CIF: Small: Coding for DNA-Based Storage Systems

CIF：小型：基于 DNA 的存储系统的编码

• 批准号: 1618366
• 负责人: Olgica Milenkovic
• 金额: $ 50万
• 依托单位: University of Illinois at Urbana-Champaign
• 依托单位国家: 美国
• 项目类别: Standard Grant
• 财政年份: 2016
• 资助国家: 美国
• 起止时间: 2016-07-01 至 2022-06-30
• 项目状态: 已结题
• 来源: https://www.nsf.gov/awardsearch/showAward?AWD_ID=1618366&HistoricalAwards=false
• 关键词: CIF; Small; Coding; DNA; Based

With the exceptional growth of data generated from social and economic networks and from wide-scale scientific experiments in physics, biology and astronomy, the problem of efficient and durable data storage has become of paramount importance. To address this challenge, various new solutions for ultra-high density storage media have been considered, including macromolecular (DNA) recording systems. DNA-based systems are inherently nonvolatile, they retain information under standard environmental conditions for thousands of years, and they offer unprecedented information densities and fast data replication/copying rates. This project is concerned with developing new error control coding solutions for DNA-based storage systems and various DNA synthesis (writing) and DNA sequencing (reading) models and technologies. The project includes plans for curriculum development as well as outreach to industry partners and interdisciplinary collaborators.Error control coding is a critical aspect of all storage systems. The research in this project introduces and develops error control coding techniques for DNA storage including DNA Profile Codes, Asymmetric Lee Distance Codes, and Weakly Mutually Uncorrelated Codes. All of these techniques are expected to improve the accuracy of DNA storage systems by adapting the stored sequences to the media, avoiding common sequencing errors, and simplifying the process of DNA synthesis. These coding methods are expected to allow for random access and reduce the implementation cost of the technology. In turn, this will enable miniaturization of the write system, minimize sequencing error rates, and significantly speed up the process of DNA assembly.

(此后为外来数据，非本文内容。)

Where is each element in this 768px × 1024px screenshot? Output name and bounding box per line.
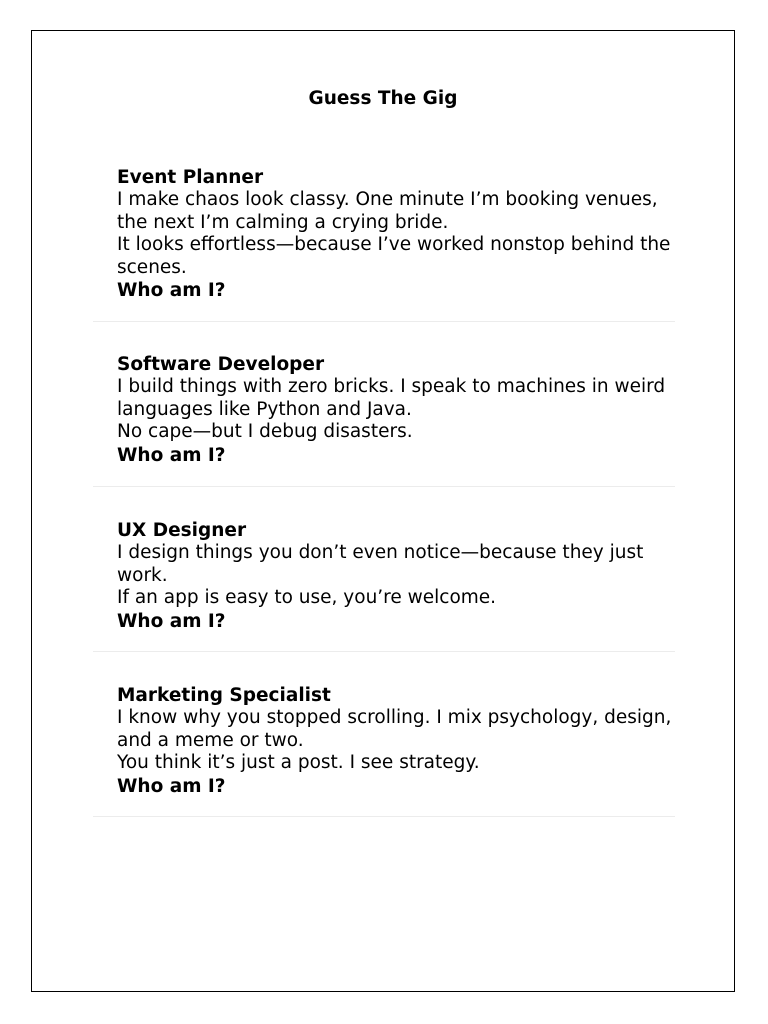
entry-description-line: I make chaos look classy. One minute I’m booking venues, the next I’m calming a crying bride. — [117, 189, 658, 233]
entry-question: Who am I? — [117, 280, 226, 301]
entry-description-line: You think it’s just a post. I see strategy. — [117, 752, 480, 773]
entry-description-line: If an app is easy to use, you’re welcome. — [117, 587, 497, 608]
entry-question: Who am I? — [117, 610, 226, 632]
entry-description-line: I build things with zero bricks. I speak to machines in weird languages like Python and Java. — [117, 376, 666, 420]
gig-entry-ux-designer — [93, 519, 675, 652]
document-title: Guess The Gig — [308, 88, 458, 109]
entry-title: Event Planner — [117, 167, 264, 188]
gig-entry-event-planner — [93, 166, 675, 322]
entry-description-line: No cape—but I debug disasters. — [117, 421, 413, 442]
entry-title: Marketing Specialist — [117, 685, 331, 706]
entry-question: Who am I? — [117, 775, 226, 797]
gig-entry-software-developer — [93, 353, 675, 487]
entry-description-line: It looks effortless—because I’ve worked nonstop behind the scenes. — [117, 234, 671, 278]
entry-description-line: I design things you don’t even notice—because they just work. — [117, 542, 644, 586]
gig-entry-marketing-specialist — [93, 684, 675, 817]
entry-title: Software Developer — [117, 354, 325, 375]
document-page — [31, 30, 735, 992]
entry-title: UX Designer — [117, 520, 247, 541]
entry-question: Who am I? — [117, 444, 226, 466]
entry-description-line: I know why you stopped scrolling. I mix psychology, design, and a meme or two. — [117, 707, 672, 751]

随着社会和经济网络以及物理学、生物学和天文学大规模科学实验产生的数据异常增长，有效和持久的数据存储问题已变得至关重要。为了应对这一挑战，已经考虑了用于超高密度存储介质的各种新的解决方案，包括大分子（DNA）记录系统。基于DNA的系统本质上是非易失性的，它们在标准环境条件下保留信息数千年，并且它们提供前所未有的信息密度和快速的数据复制/拷贝速率。该项目涉及为基于DNA的存储系统和各种DNA合成（写入）和DNA测序（阅读）模型和技术开发新的错误控制编码解决方案。该项目包括课程开发计划以及与行业合作伙伴和跨学科合作者的联系。错误控制编码是所有存储系统的一个关键方面。本计画的研究将介绍并发展DNA储存的错误控制编码技术，包括DNA轮廓码、非对称李距离码、以及弱互不相关码。所有这些技术都有望通过使存储的序列适应介质、避免常见的测序错误和简化DNA合成过程来提高DNA存储系统的准确性。预期这些编码方法允许随机接入并降低该技术的实现成本。反过来，这将使写入系统小型化，最大限度地减少测序错误率，并显着加快DNA组装过程。